Question

Will the electric field strength between two parallel conducting plates exceed the breakdown strength for air ( 3.0×106V/m ) if the plates are separated by 2.00 mm and a potential difference of 5.0×103V is applied? (b) How close together can the plates be with this applied voltage?

Answer 1

(a) The electric field strength between two parallel conducting plates does not exceed the breakdown strength for air ($3 \times 10^{6} V / m$)

(b) The plates can be close together to 1.7 mm with this applied voltage

Explanation:

Given data:

Dielectric strength of air = $3 \times 10^{6} V / m$

Distance between the plates = 2.00 mm = $2.00 \times 10^{-3} \mathrm{m}$

Potential difference, V = $5.0 \times 10^{3} V$

We need to find

a) whether the electric field strength between two parallel conducting plates exceed the breakdown strength for air or not

b) the minimum distance at which the plates can be close together with this applied voltage.

The voltage difference (V) between two points would be equal to the product of electric field (E) and distance separation (d).
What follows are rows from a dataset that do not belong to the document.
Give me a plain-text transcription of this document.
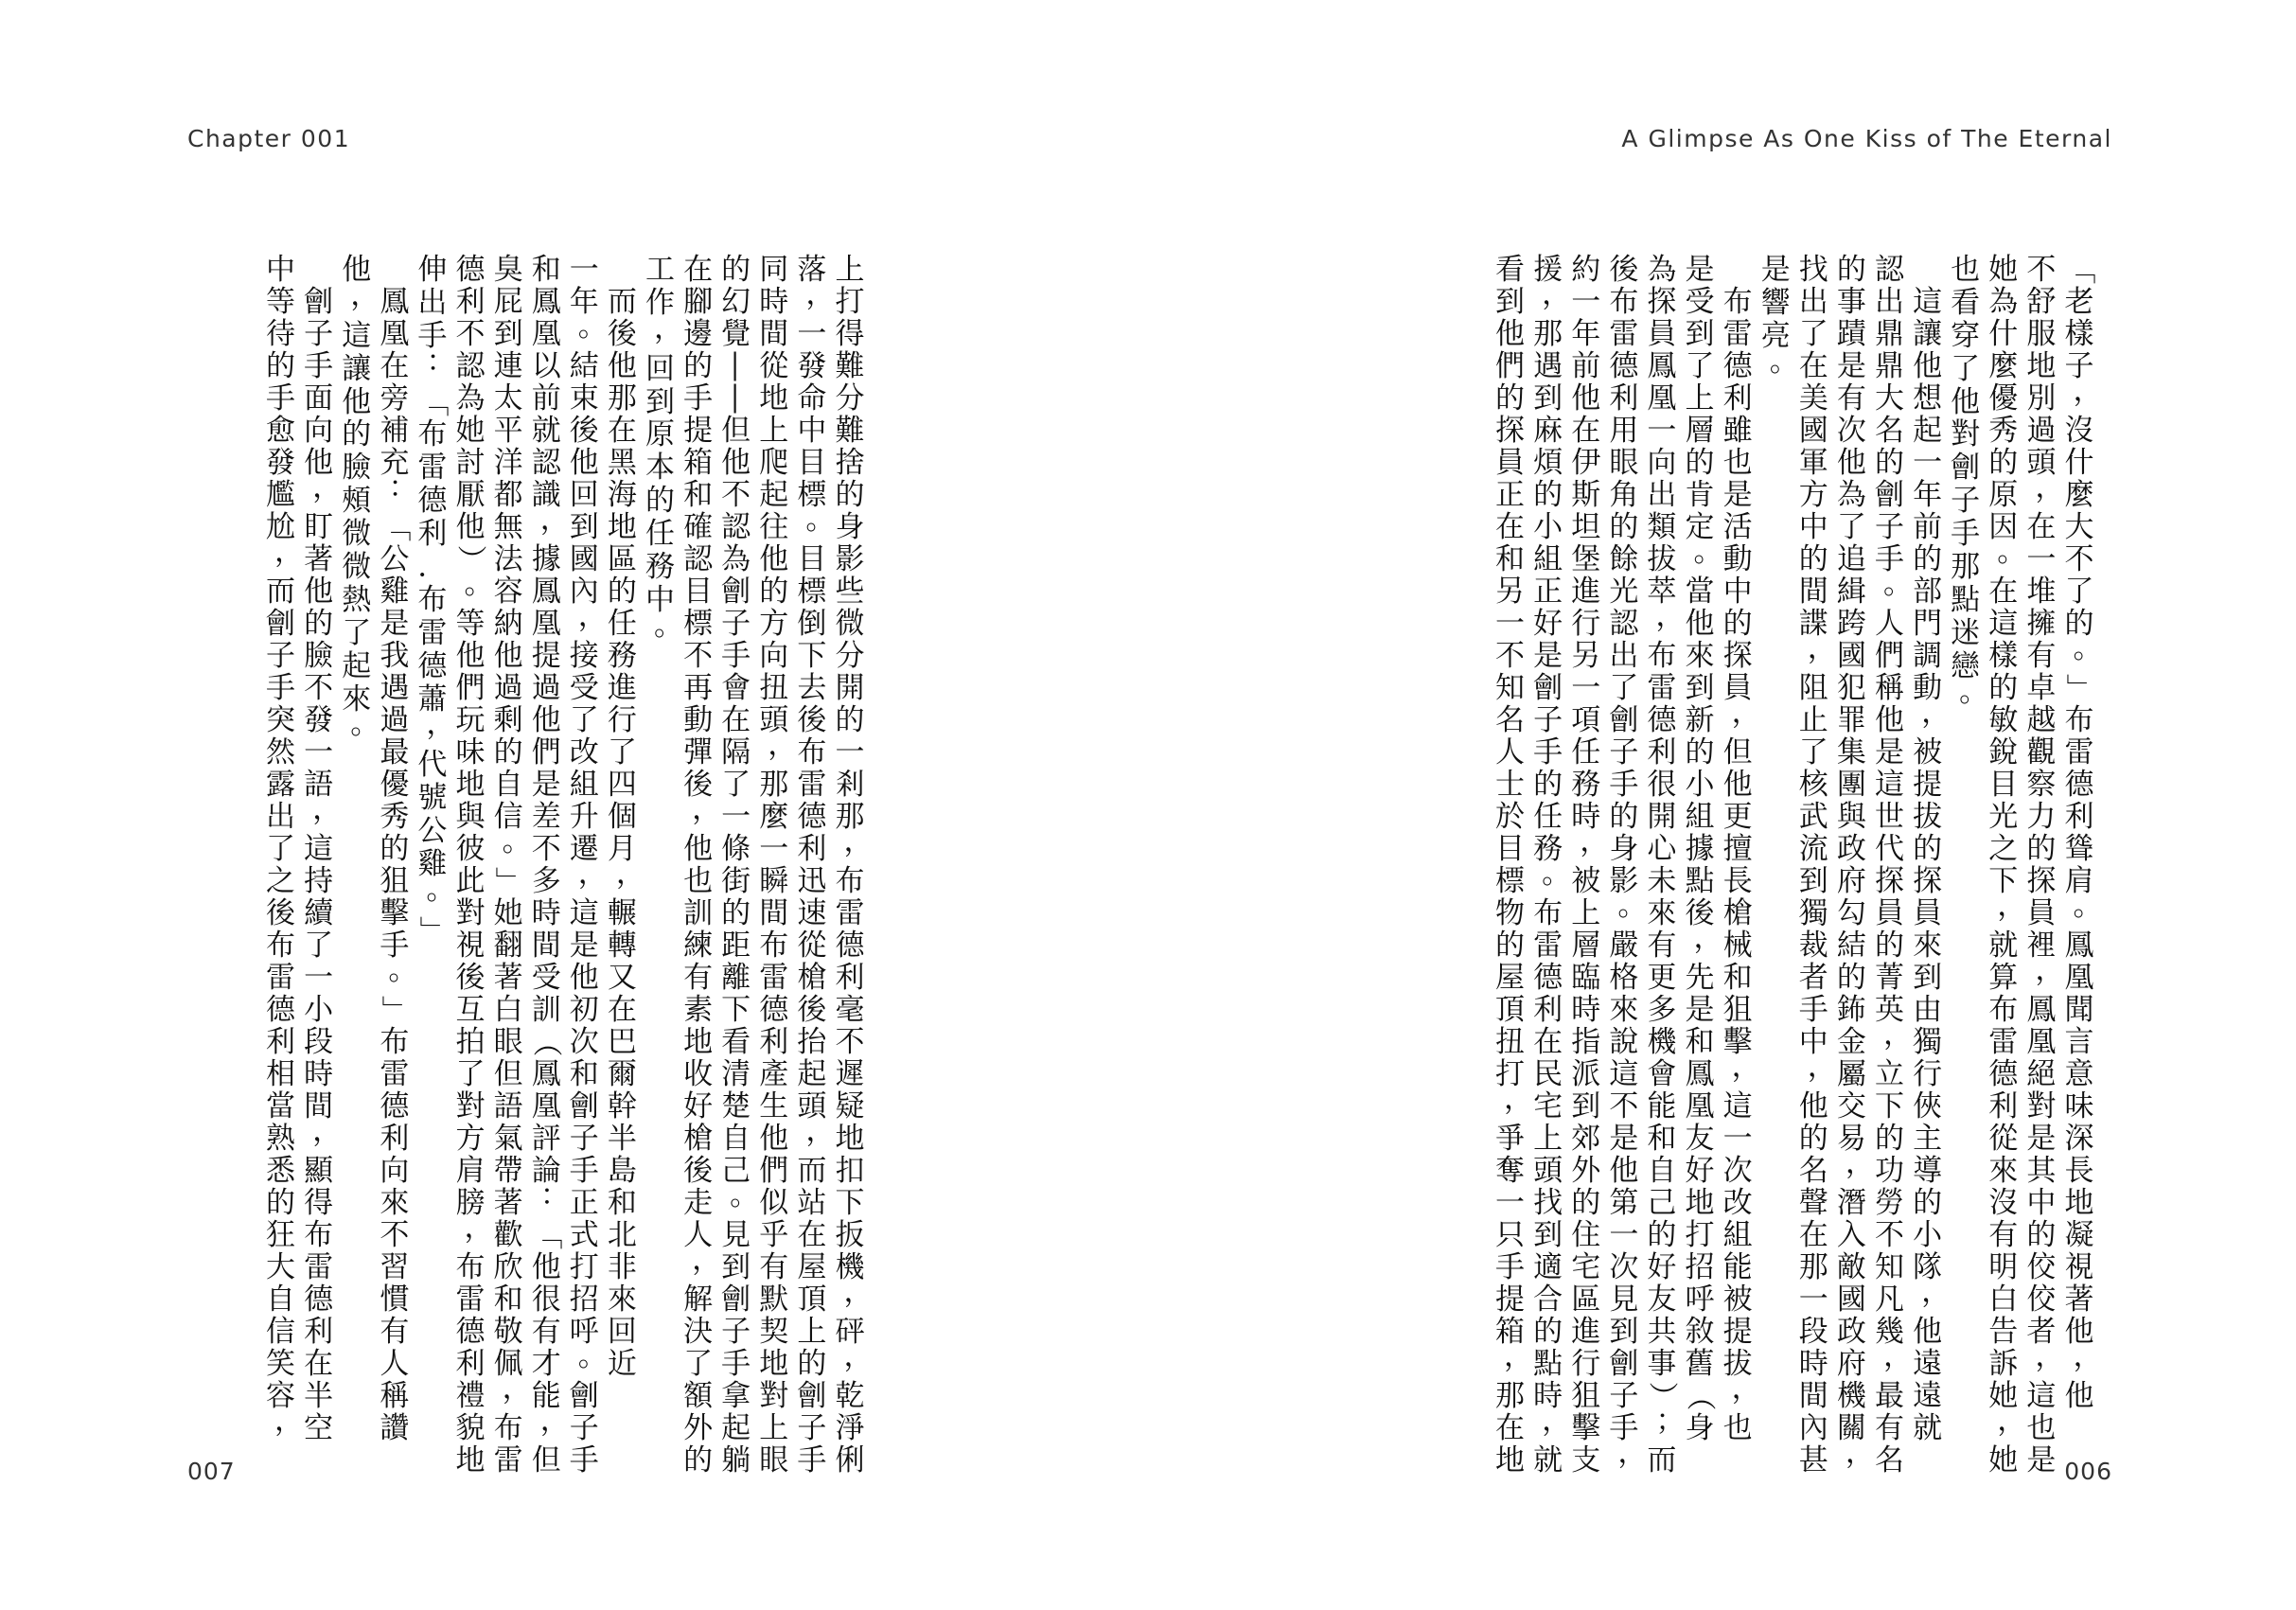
Chapter 001
上
打
得
難
分
難
捨
的
身
影
些
微
分
開
的
一
剎
那
，
布
雷
德
利
毫
不
遲
疑
地
扣
下
扳
機
，
砰
，
乾
淨
俐
落
，
一
發
命
中
目
標
。
目
標
倒
下
去
後
布
雷
德
利
迅
速
從
槍
後
抬
起
頭
，
而
站
在
屋
頂
上
的
劊
子
手
同
時
間
從
地
上
爬
起
往
他
的
方
向
扭
頭
，
那
麼
一
瞬
間
布
雷
德
利
產
生
他
們
似
乎
有
默
契
地
對
上
眼
的
幻
覺
―
―
但
他
不
認
為
劊
子
手
會
在
隔
了
一
條
街
的
距
離
下
看
清
楚
自
己
。
見
到
劊
子
手
拿
起
躺
在
腳
邊
的
手
提
箱
和
確
認
目
標
不
再
動
彈
後
，
他
也
訓
練
有
素
地
收
好
槍
後
走
人
，
解
決
了
額
外
的
工
作
，
回
到
原
本
的
任
務
中
。

而
後
他
那
在
黑
海
地
區
的
任
務
進
行
了
四
個
月
，
輾
轉
又
在
巴
爾
幹
半
島
和
北
非
來
回
近
一
年
。
結
束
後
他
回
到
國
內
，
接
受
了
改
組
升
遷
，
這
是
他
初
次
和
劊
子
手
正
式
打
招
呼
。
劊
子
手
和
鳳
凰
以
前
就
認
識
，
據
鳳
凰
提
過
他
們
是
差
不
多
時
間
受
訓
（
鳳
凰
評
論
：
「
他
很
有
才
能
，
但
臭
屁
到
連
太
平
洋
都
無
法
容
納
他
過
剩
的
自
信
。
」
她
翻
著
白
眼
但
語
氣
帶
著
歡
欣
和
敬
佩
，
布
雷
德
利
不
認
為
她
討
厭
他
）
。
等
他
們
玩
味
地
與
彼
此
對
視
後
互
拍
了
對
方
肩
膀
，
布
雷
德
利
禮
貌
地
伸
出
手
：
「
布
雷
德
利
．
布
雷
德
蕭
，
代
號
公
雞
。
」

鳳
凰
在
旁
補
充
：
「
公
雞
是
我
遇
過
最
優
秀
的
狙
擊
手
。
」
布
雷
德
利
向
來
不
習
慣
有
人
稱
讚
他
，
這
讓
他
的
臉
頰
微
微
熱
了
起
來
。

劊
子
手
面
向
他
，
盯
著
他
的
臉
不
發
一
語
，
這
持
續
了
一
小
段
時
間
，
顯
得
布
雷
德
利
在
半
空
中
等
待
的
手
愈
發
尷
尬
，
而
劊
子
手
突
然
露
出
了
之
後
布
雷
德
利
相
當
熟
悉
的
狂
大
自
信
笑
容
，
007
A Glimpse As One Kiss of The Eternal
「
老
樣
子
，
沒
什
麼
大
不
了
的
。
」
布
雷
德
利
聳
肩
。
鳳
凰
聞
言
意
味
深
長
地
凝
視
著
他
，
他
不
舒
服
地
別
過
頭
，
在
一
堆
擁
有
卓
越
觀
察
力
的
探
員
裡
，
鳳
凰
絕
對
是
其
中
的
佼
佼
者
，
這
也
是
她
為
什
麼
優
秀
的
原
因
。
在
這
樣
的
敏
銳
目
光
之
下
，
就
算
布
雷
德
利
從
來
沒
有
明
白
告
訴
她
，
她
也
看
穿
了
他
對
劊
子
手
那
點
迷
戀
。

這
讓
他
想
起
一
年
前
的
部
門
調
動
，
被
提
拔
的
探
員
來
到
由
獨
行
俠
主
導
的
小
隊
，
他
遠
遠
就
認
出
鼎
鼎
大
名
的
劊
子
手
。
人
們
稱
他
是
這
世
代
探
員
的
菁
英
，
立
下
的
功
勞
不
知
凡
幾
，
最
有
名
的
事
蹟
是
有
次
他
為
了
追
緝
跨
國
犯
罪
集
團
與
政
府
勾
結
的
鈽
金
屬
交
易
，
潛
入
敵
國
政
府
機
關
，
找
出
了
在
美
國
軍
方
中
的
間
諜
，
阻
止
了
核
武
流
到
獨
裁
者
手
中
，
他
的
名
聲
在
那
一
段
時
間
內
甚
是
響
亮
。

布
雷
德
利
雖
也
是
活
動
中
的
探
員
，
但
他
更
擅
長
槍
械
和
狙
擊
，
這
一
次
改
組
能
被
提
拔
，
也
是
受
到
了
上
層
的
肯
定
。
當
他
來
到
新
的
小
組
據
點
後
，
先
是
和
鳳
凰
友
好
地
打
招
呼
敘
舊
（
身
為
探
員
鳳
凰
一
向
出
類
拔
萃
，
布
雷
德
利
很
開
心
未
來
有
更
多
機
會
能
和
自
己
的
好
友
共
事
）
；
而
後
布
雷
德
利
用
眼
角
的
餘
光
認
出
了
劊
子
手
的
身
影
。
嚴
格
來
說
這
不
是
他
第
一
次
見
到
劊
子
手
，
約
一
年
前
他
在
伊
斯
坦
堡
進
行
另
一
項
任
務
時
，
被
上
層
臨
時
指
派
到
郊
外
的
住
宅
區
進
行
狙
擊
支
援
，
那
遇
到
麻
煩
的
小
組
正
好
是
劊
子
手
的
任
務
。
布
雷
德
利
在
民
宅
上
頭
找
到
適
合
的
點
時
，
就
看
到
他
們
的
探
員
正
在
和
另
一
不
知
名
人
士
於
目
標
物
的
屋
頂
扭
打
，
爭
奪
一
只
手
提
箱
，
那
在
地	006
The equation form is and apply all given value,

         $E=\frac{V}{d}=\frac{5.0 \times 10^{3}}{2.00 \times 10^{-3}}=2.5 \times 10^{6} \mathrm{V} / \mathrm{m}$

From the above, concluding that The electric field strength between two parallel conducting plates ($2.5 \times 10^{6} \mathrm{V} / \mathrm{m}$) does not exceed the breakdown strength for air ($3 \times 10^{6} V / m$)

b) To find how close together can the plates be with this applied voltage:

The formula would be,

            $d_{\min }=\frac{V}{E_{\max }}$

Apply all known values, we get

      $d_{\min }=\frac{5.0 \times 10^{3}}{3 \times 10^{6}}=1.7 \times 10^{-3} \mathrm{m}=1.7 \mathrm{mm}$